Nous sommes-nous un jour imaginés de quoi le monde aurait l’air sans chanson ni musique ? Le chant et la musique nous accompagnent en toute occasion – que ce soit dans nos événements heureux ou même dans des moments plus difficiles. Ils sont présents dans nos vies de façon tangible. Le chant est un langage universel qui se situe bien au-delà de la frontière des langues étrangères. Il parvient à faire passer des messages intérieurs qu’il n’est pas aisé d’exprimer d’une autre manière. Il raconte des émotions logées dans les tréfonds du cœur comme la nostalgie, le languissement, la tristesse… En hassidout, « le langage est défini comme la voix du cœur, et la musique comme celle de la néchama ».
Pourtant, la Chira de la Mer Rouge est décrite dans le Midrach comme la première au monde : « Az Yachir, alors il chantera ». C’est précisément à ce moment-là qu’ils entonnèrent ce chant de louanges, et pas avant ! Cette dimension d’innovation est également décrite dans la prière, où elle est dénommée « Chira hadacha – un chant nouveau ». De nombreux miracles avaient eu lieu antérieurement à celui-ci. Malgré tout, l’humanité n’avait pas semblé éprouver le besoin d’exprimer sa gratitude par le chant. Le midrach (Chémot Raba) nous interpelle en ces termes :
« Du jour où HKBH créa le monde jusqu’à celui où les Bnei Israel se tinrent face à la mer, personne ne composa de Chira en son honneur hormis Israel. Adam Harichon fut créé, il ne prononça pas de chant ; Avraham avinou fut sauvé de la fournaise ardente et des rois, il n’entonna pas de Chira ; de même Ytshak fut épargné de la lame du couteau, il ne prononça pas de chant de louange ; pareillement pour Yaacov qui fut sauvé de l’ange et épargné de son frère Essav ainsi que des gens de Schkhem…. Il n’y trouva pas non plus de raison d’entamer un cantique ! »
Mais au final, qu’est-ce qui a rendu ce moment si spécial, qu’il a réussi à inspirer émotionnellement et à provoquer un élan de chant collectif ?
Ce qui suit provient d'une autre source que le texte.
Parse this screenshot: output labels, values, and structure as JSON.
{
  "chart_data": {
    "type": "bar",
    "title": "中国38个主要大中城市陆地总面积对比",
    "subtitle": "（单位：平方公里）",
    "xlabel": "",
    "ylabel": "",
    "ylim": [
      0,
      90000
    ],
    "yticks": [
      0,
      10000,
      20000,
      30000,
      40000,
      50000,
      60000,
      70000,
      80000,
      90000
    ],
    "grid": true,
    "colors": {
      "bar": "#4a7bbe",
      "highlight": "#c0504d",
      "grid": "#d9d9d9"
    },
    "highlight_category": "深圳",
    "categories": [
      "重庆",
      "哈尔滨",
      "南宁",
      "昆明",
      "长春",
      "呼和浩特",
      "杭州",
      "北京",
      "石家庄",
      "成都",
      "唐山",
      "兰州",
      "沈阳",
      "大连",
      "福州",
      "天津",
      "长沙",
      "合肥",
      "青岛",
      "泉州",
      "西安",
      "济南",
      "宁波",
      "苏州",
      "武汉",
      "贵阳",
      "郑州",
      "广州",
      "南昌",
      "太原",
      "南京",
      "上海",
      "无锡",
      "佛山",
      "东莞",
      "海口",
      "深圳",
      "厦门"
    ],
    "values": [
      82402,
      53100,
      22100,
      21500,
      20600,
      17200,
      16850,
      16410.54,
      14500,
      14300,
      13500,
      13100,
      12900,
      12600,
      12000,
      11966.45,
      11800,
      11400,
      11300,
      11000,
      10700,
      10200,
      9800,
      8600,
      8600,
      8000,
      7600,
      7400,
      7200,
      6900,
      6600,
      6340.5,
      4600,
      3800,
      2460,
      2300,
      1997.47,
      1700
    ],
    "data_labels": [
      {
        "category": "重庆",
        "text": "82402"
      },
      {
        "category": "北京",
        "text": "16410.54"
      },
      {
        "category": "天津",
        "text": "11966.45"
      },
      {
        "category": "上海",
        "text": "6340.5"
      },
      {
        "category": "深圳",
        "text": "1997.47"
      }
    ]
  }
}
Nous essaierons aussi de comprendre ici pourquoi la dernière étape du processus de libération, juste avant qu’ils n’éclatent en poésie, devait curieusement être un moment de crainte et d’angoisse. Cette peur était due au fait qu’ils étaient cernés de tous côtés : la mer les enfermait, l’ennemi les poursuivait, et les bêtes du désert les guettaient. Pourquoi D-ieu leur a-t-il fait cela ? Après tout, Hachem s’était déjà révélé à eux à travers de multiples miracles et prodiges, suite à leur plainte qui monta vers lui du sein de l’esclavage. Quel était donc cette nécessité de rechute juste avant de partir ?
La « fission » de la mer
Nous avons pour habitude d’utiliser l’expression « kry’iat yam souf – ouverture de la Mer Rouge » en vertu du langage de nos Sages dans la Hagada et d’autres endroits. Néanmoins, il y a lieu de souligner que la Thora n’utilise pas le terme de « kry’ia – déchirure » mais celui de « béky’a – fissure », comme il est dit : « vayvak’ou hamayim – les eaux se fendirent ». Ce terme, qui n’exprime pas une simple ouverture, est volontairement choisi par la Thora.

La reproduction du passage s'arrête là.